Article in Nature Communications Highlights Study
MELBOURNE, FLA. — A team of Florida Institute of Technology researchers led by Associate Professor Ningyu Liu has captured rare and hard-to-predict upward-moving lightning discharges on video, allowing for the study of this phenomenon in a way that has not been previously possible.
The study and accompanying video, which were published last month in Nature Communications, focus on the electrical activities of Tropical Depression Dorian in August 2013, which featured seven of these upward-moving lightning events, each having unique optical and radio signatures.
Find the paper and links to the videos at http://www.nature.com/ncomms/2015/150121/ncomms6995/full/ncomms6995.html.
Among those working alongside Liu was Nicholas Spiva, a senior physics major at Florida Tech who was killed in a motorcycle accident late last year. They were joined by College of Science Dean Hamid Rassoul and scientists from outside of the university to investigate these lightning discharges, laying the groundwork for future study.

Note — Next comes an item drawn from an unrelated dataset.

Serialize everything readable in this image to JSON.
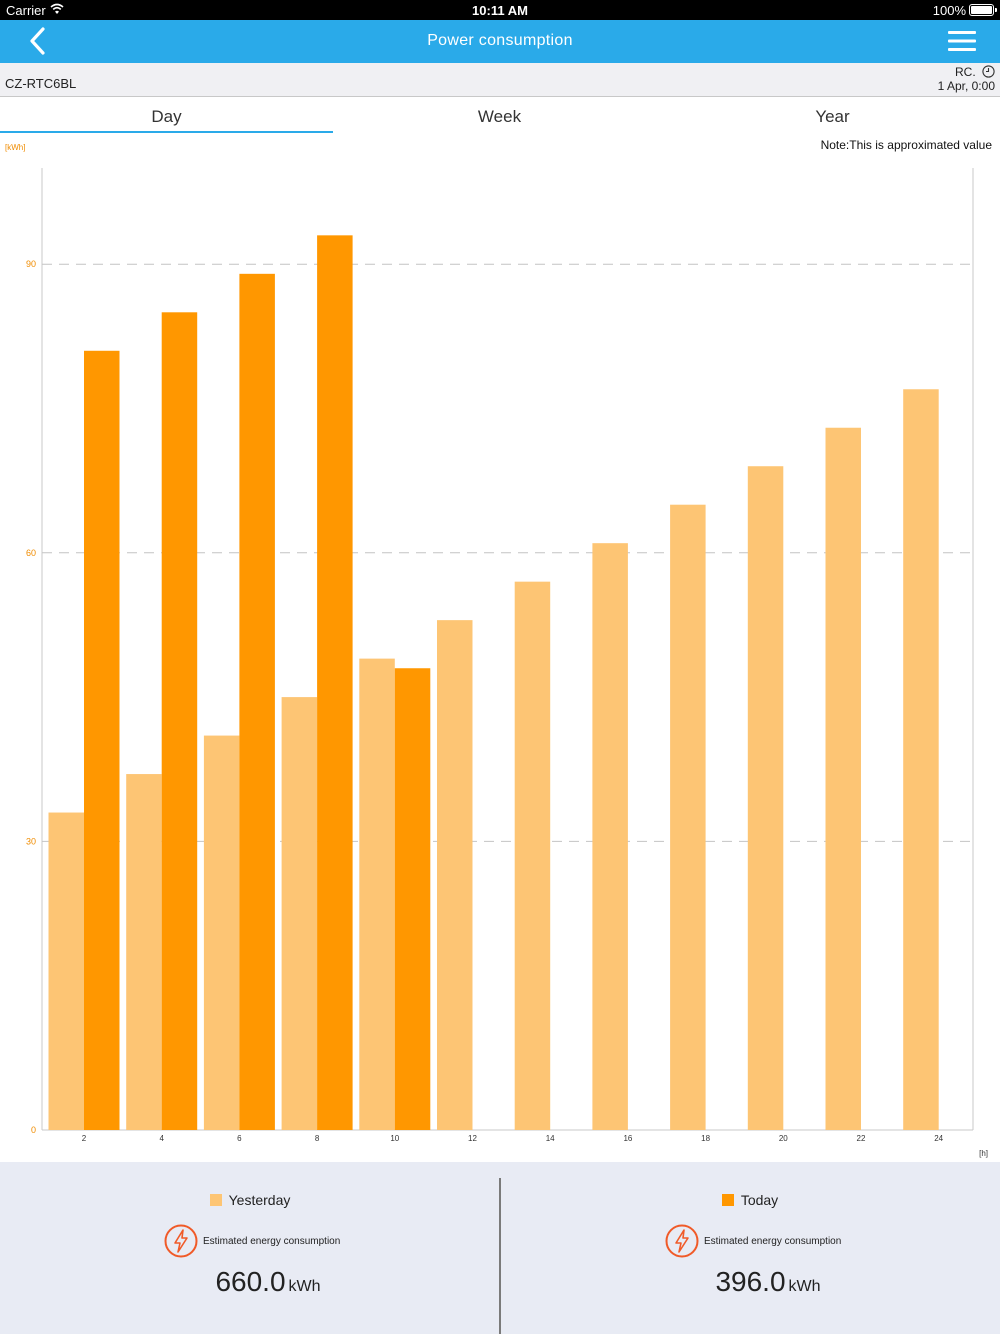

These upward electrical discharges have previously been classified into three groups, based on their terminal altitudes: starters (20-30 km), jets (40-50 km), and gigantic jets (70-90 km). Prior to this work, typical observations of these discharges had been limited to one type per storm. By capturing these seven discharges, which included all three types, researchers will now better understand the similarities and differences between these types and study them in greater detail.
One of the key findings from these new observations is that all seven events originated in the same thundercloud region, suggesting that these different kinds of events are generated by the same physical mechanism.
“Since 2001 our research team has been probing the mysteries of lightning,” Rassoul said. “This latest observation represents yet another exciting discovery that will help us better understand the properties of lightning in all of its diverse forms.”
Liu said that the upward electrical discharges transfer a large amount of electric charge into the upper atmosphere, which can potentially affect cloud formation and weather by modifying the global atmospheric electrical circuit, as well as the chemistry of the atmosphere. These discharges can also affect radio signals for long-range communication.
The team is currently studying this particular storm in depth for a better understanding of its meteorological and electrical characteristics.
“We are very curious about why this particular storm was able to generate those different forms of the upward electrical discharges, and what storm properties enabled the upward propagating leaders originating deep inside the storm to escape into space,” Liu said.
Future research will focus on modeling the electrical activities of storms like this to understand how jets and gigantic jets are formed. The research team also hopes to upgrade their Florida Tech observation system so they can collect even higher quality images during future events.